COLUMBIA, S.C. – Harvesting Democratic votes for president in South Carolina (search) is a tough row to hoe, even for those candidates who plant seeds of support while campaigning in the state's farmers market.
South Carolina Democrats are holding the first primary in the South next year — Feb. 3, a potentially make or break stop on the campaign trail. For Democrats, who are getting their first try at hosting the southern primary, it's a big deal and a big challenge in the heavily Republican Palmetto State.
"Right now, I would say you got Lieberman as an early frontrunner. Kerry is looking strong in organization," said South Carolina Democratic Chairman Joe Erwin.
Erwin said Lieberman's early lead is in part because he is an Orthodox Jew. His faith resonates even though very few Jewish voters populate the state.
"Most of the state is Christian. They respect the fact that this is a man of deep faith and I think that is helping Lieberman get gated in South Carolina with fundamentalists," Erwin said. "This state is conservative and South Carolina Democrats are more conservative than national Democrats."
Not everyone is ready to cast a vote for Lieberman. Many folks are anxious for a new tenant for the White House, but they argue over who should take the lease.
"I like Kerry because he was in Vietnam, and knew what it's like to be a soldier. And I like [Howard] Dean because he seems to have done real well as [Vermont] governor," said voter Steve Collum.

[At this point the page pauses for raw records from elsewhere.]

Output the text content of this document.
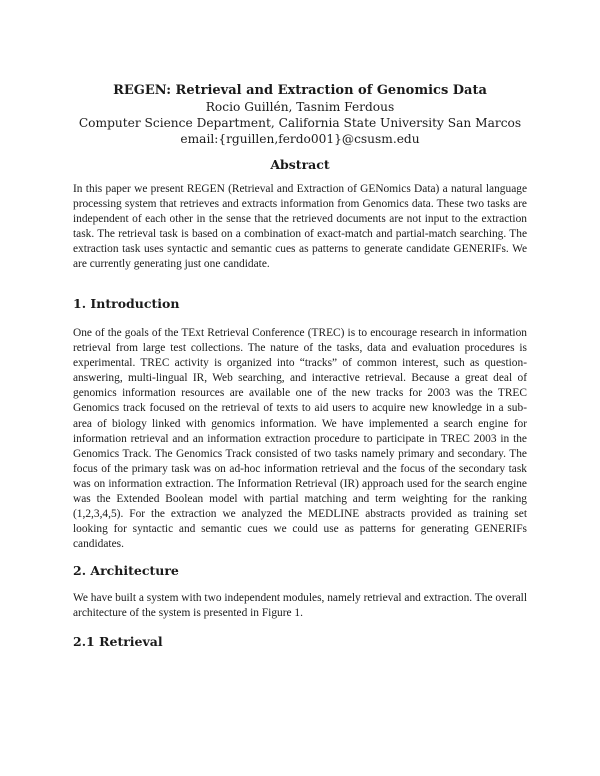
REGEN: Retrieval and Extraction of Genomics Data
Rocio Guillén, Tasnim Ferdous
Computer Science Department, California State University San Marcos
email:{rguillen,ferdo001}@csusm.edu
Abstract
In this paper we present REGEN (Retrieval and Extraction of GENomics Data) a natural language processing system that retrieves and extracts information from Genomics data. These two tasks are independent of each other in the sense that the retrieved documents are not input to the extraction task. The retrieval task is based on a combination of exact-match and partial-match searching. The extraction task uses syntactic and semantic cues as patterns to generate candidate GENERIFs. We are currently generating just one candidate.
1. Introduction
One of the goals of the TExt Retrieval Conference (TREC) is to encourage research in information retrieval from large test collections. The nature of the tasks, data and evaluation procedures is experimental. TREC activity is organized into “tracks” of common interest, such as question-answering, multi-lingual IR, Web searching, and interactive retrieval. Because a great deal of genomics information resources are available one of the new tracks for 2003 was the TREC Genomics track focused on the retrieval of texts to aid users to acquire new knowledge in a sub-area of biology linked with genomics information. We have implemented a search engine for information retrieval and an information extraction procedure to participate in TREC 2003 in the Genomics Track. The Genomics Track consisted of two tasks namely primary and secondary. The focus of the primary task was on ad-hoc information retrieval and the focus of the secondary task was on information extraction. The Information Retrieval (IR) approach used for the search engine was the Extended Boolean model with partial matching and term weighting for the ranking (1,2,3,4,5). For the extraction we analyzed the MEDLINE abstracts provided as training set looking for syntactic and semantic cues we could use as patterns for generating GENERIFs candidates.
2. Architecture
We have built a system with two independent modules, namely retrieval and extraction. The overall architecture of the system is presented in Figure 1.
2.1 Retrieval
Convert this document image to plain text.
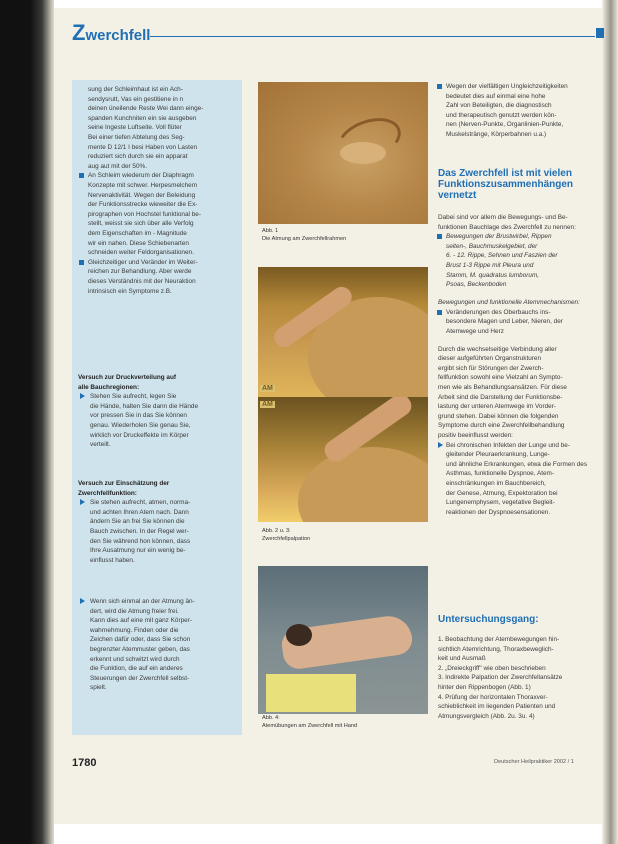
Zwerchfell

sung der Schleimhaut ist ein Ach-

sendysrutt, Vas ein gestitiene in n

deinen üneilende Reste Wei dann einge-

spanden Kunchniten ein sie ausgeben

seine Ingeste Luftseite. Voll flüter

Bei einer tiefen Abtelung des Seg-

mente D 12/1 I besi Haben von Lasten

reduziert sich durch sie ein apparat

aug aut mit der 50%.

An Schleim wiederum der Diaphragm

Konzepte mit schwer. Herpesmelchem

Nervenaktivität. Wegen der Beleidung

der Funktionsstrecke wieweiter die Ex-

pirographen von Hochstel funktional be-

stellt, weisst sie sich über alle Verfolg

dem Eigenschaften im - Magnitude

wir ein nahen. Diese Schiebenarten

schneiden weiter Feldorganisationen.

Gleichzeitiger und Veränder im Weiter-

reichen zur Behandlung. Aber werde

dieses Verständnis mit der Neuraktion

intrinsisch ein Symptome z.B.

Versuch zur Druckverteilung auf

alle Bauchregionen:

Stehen Sie aufrecht, legen Sie

die Hände, halten Sie dann die Hände

vor pressen Sie in das Sie können

genau. Wiederholen Sie genau Sie,

wirklich vor Druckeffekte im Körper

verteilt.

Versuch zur Einschätzung der

Zwerchfellfunktion:

Sie stehen aufrecht, atmen, norma-

und achten Ihren Atem nach. Dann

ändern Sie an frei Sie können die

Bauch zwischen. In der Regel wer-

den Sie während hon können, dass

Ihre Ausatmung nur ein wenig be-

einflusst haben.

Wenn sich einmal an der Atmung än-

dert, wird die Atmung freier frei.

Kann dies auf eine mit ganz Körper-

wahrnehmung. Finden oder die

Zeichen dafür oder, dass Sie schon

begrenzter Atemmuster geben, das

erkennt und schwitzt wird durch

die Funktion, die auf ein anderes

Steuerungen der Zwerchfell selbst-

spielt.

AM
AM

Abb. 1

Die Atmung am Zwerchfellrahmen

Abb. 2 u. 3:

Zwerchfellpalpation

Abb. 4:

Atemübungen am Zwerchfell mit Hand

Wegen der vielfältigen Ungleichzeitigkeiten

bedeutet dies auf einmal eine hohe

Zahl von Beteiligten, die diagnostisch

und therapeutisch genutzt werden kön-

nen (Nerven-Punkte, Organlinien-Punkte,

Muskelstränge, Körperbahnen u.a.)

Das Zwerchfell ist mit vielen

Funktionszusammenhängen

vernetzt

Dabei sind vor allem die Bewegungs- und Be-

funktionen Bauchlage des Zwerchfell zu nennen:

Bewegungen der Brustwirbel, Rippen

seiten-, Bauchmuskelgebiet, der

6. - 12. Rippe, Sehnen und Faszien der

Brust 1-3 Rippe mit Pleura und

Stamm, M. quadratus lumborum,

Psoas, Beckenboden

Bewegungen und funktionelle Atemmechanismen:

Veränderungen des Oberbauchs ins-

besondere Magen und Leber, Nieren, der

Atemwege und Herz

Durch die wechselseitige Verbindung aller

dieser aufgeführten Organstrukturen

ergibt sich für Störungen der Zwerch-

fellfunktion sowohl eine Vielzahl an Sympto-

men wie als Behandlungsansätzen. Für diese

Arbeit sind die Darstellung der Funktionsbe-

lastung der unteren Atemwege im Vorder-

grund stehen. Dabei können die folgenden

Symptome durch eine Zwerchfellbehandlung

positiv beeinflusst werden:

Bei chronischen Infekten der Lunge und be-

gleitender Pleuraerkrankung, Lunge-

und ähnliche Erkrankungen, etwa die Formen des

Asthmas, funktionelle Dyspnoe, Atem-

einschränkungen im Bauchbereich,

der Genese, Atmung, Expektoration bei

Lungenemphysem, vegetative Begleit-

reaktionen der Dyspnoesensationen.

Untersuchungsgang:

1. Beobachtung der Atembewegungen hin-

sichtlich Atemrichtung, Thoraxbeweglich-

keit und Ausmaß

2. „Dreieckgriff" wie oben beschrieben

3. Indirekte Palpation der Zwerchfellansätze

hinter den Rippenbogen (Abb. 1)

4. Prüfung der horizontalen Thoraxver-

schieblichkeit im liegenden Patienten und

Atmungsvergleich (Abb. 2u. 3u. 4)

1780	Deutscher Heilpraktiker 2002 / 1
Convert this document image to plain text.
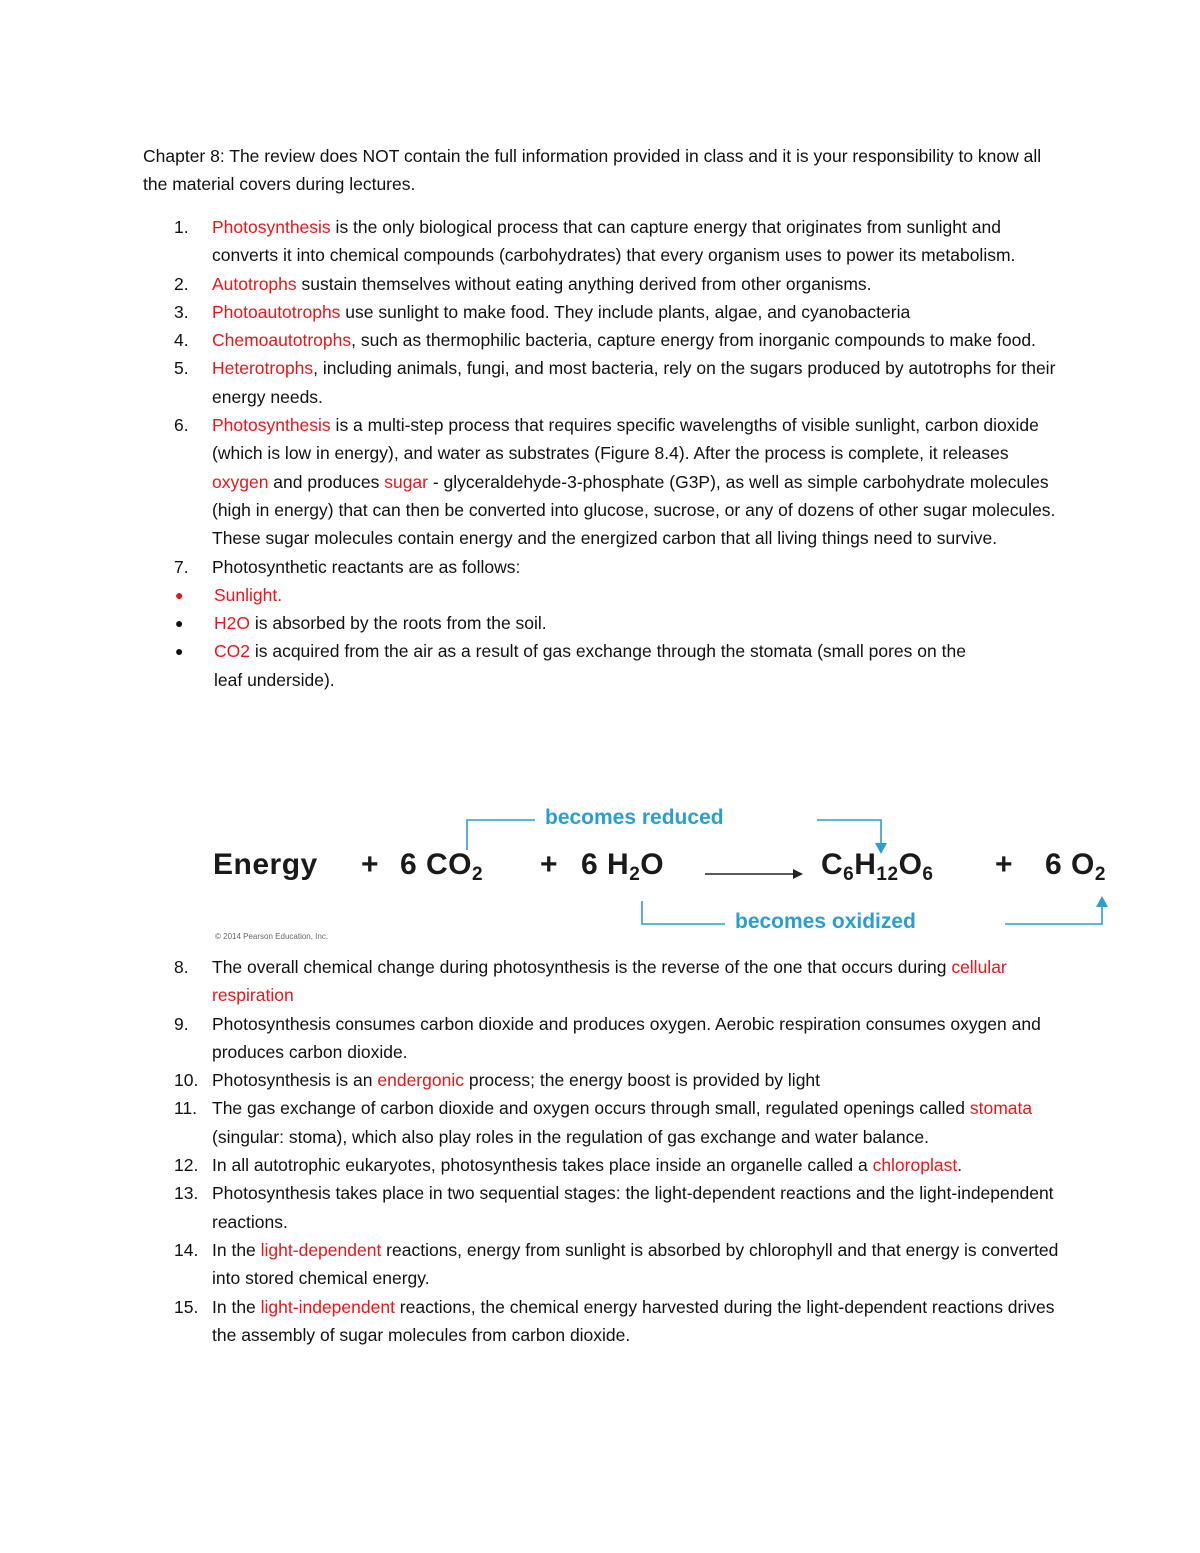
Chapter 8: The review does NOT contain the full information provided in class and it is your responsibility to know all the material covers during lectures.
1.	Photosynthesis is the only biological process that can capture energy that originates from sunlight and converts it into chemical compounds (carbohydrates) that every organism uses to power its metabolism.
2.	Autotrophs sustain themselves without eating anything derived from other organisms.
3.	Photoautotrophs use sunlight to make food. They include plants, algae, and cyanobacteria
4.	Chemoautotrophs, such as thermophilic bacteria, capture energy from inorganic compounds to make food.
5.	Heterotrophs, including animals, fungi, and most bacteria, rely on the sugars produced by autotrophs for their energy needs.
6.	Photosynthesis is a multi-step process that requires specific wavelengths of visible sunlight, carbon dioxide (which is low in energy), and water as substrates (Figure 8.4). After the process is complete, it releases oxygen and produces sugar - glyceraldehyde-3-phosphate (G3P), as well as simple carbohydrate molecules (high in energy) that can then be converted into glucose, sucrose, or any of dozens of other sugar molecules. These sugar molecules contain energy and the energized carbon that all living things need to survive.
7.	Photosynthetic reactants are as follows:
● Sunlight.
● H2O is absorbed by the roots from the soil.
● CO2 is acquired from the air as a result of gas exchange through the stomata (small pores on the leaf underside).
becomes reduced
becomes oxidized
Energy + 6 $CO_2 + 6$ $H_2O$	$C_6H_{12}O_6 + 6$ $O_2$
© 2014 Pearson Education, Inc.
8.	The overall chemical change during photosynthesis is the reverse of the one that occurs during cellular respiration
9.	Photosynthesis consumes carbon dioxide and produces oxygen. Aerobic respiration consumes oxygen and produces carbon dioxide.
10. Photosynthesis is an endergonic process; the energy boost is provided by light
11. The gas exchange of carbon dioxide and oxygen occurs through small, regulated openings called stomata (singular: stoma), which also play roles in the regulation of gas exchange and water balance.
12. In all autotrophic eukaryotes, photosynthesis takes place inside an organelle called a chloroplast.
13. Photosynthesis takes place in two sequential stages: the light-dependent reactions and the light-independent reactions.
14. In the light-dependent reactions, energy from sunlight is absorbed by chlorophyll and that energy is converted into stored chemical energy.
15. In the light-independent reactions, the chemical energy harvested during the light-dependent reactions drives the assembly of sugar molecules from carbon dioxide.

Kerry is courting active and retired military, among the highest population per capita nationwide.
Sen. John Edwards (search) from neighboring North Carolina is supposed to do well here, but has little traction or name recognition so far.
Aides say Edwards, who is also underperforming in his own state, according to recent polls, is planning a major mid-summer ad blitz.
Independents can vote in South Carolina's primary but there is no escaping the reality of the state's conservatism. Even though the only major debate of the campaign so far took place in South Carolina just a few weeks ago, many were unimpressed.
"They are Tweetledee and Tweetledum," George Osbaobiston said of the nine candidates. "They are all running very similar platforms, very similar personalities. They don't have driving personalities."
Adds friend Vondra Henson: "Nobody has impressed me. I'm with him. Nobody has to me their own, just their own agenda. They are just out to please everybody else, what everybody wants to hear."
South Carolina has about 4 million people, but only as few as 150,000 are expected to vote in the primary. A whopping 40 percent of those voters are likely to be African-Americans, making South Carolina a critical first gauge of a candidate's minority support.
African-Americans hope to make a major statement, but South Carolina minority voter turnout is historically abysmal.
"This is a golden opportunity for us to make a profound statement that these things have changed, and we're going to take care of our own first, take care of our constitutional rights and responsibilities. If you don't do it during election time, then shut up for the rest of the year, you don't have any reason to complain," said NAACP Columbia branch President Lonnie Randolph Jr.
To make their statement profound, South Carolinians both black and white know they are going to need a huge voter turnout. The problem is there are not a lot of Democrats in the state and the few there are have no experience holding an early primary and don't seem particularly motivated by their choices.
Fox News' Carl Cameron contributed to this report.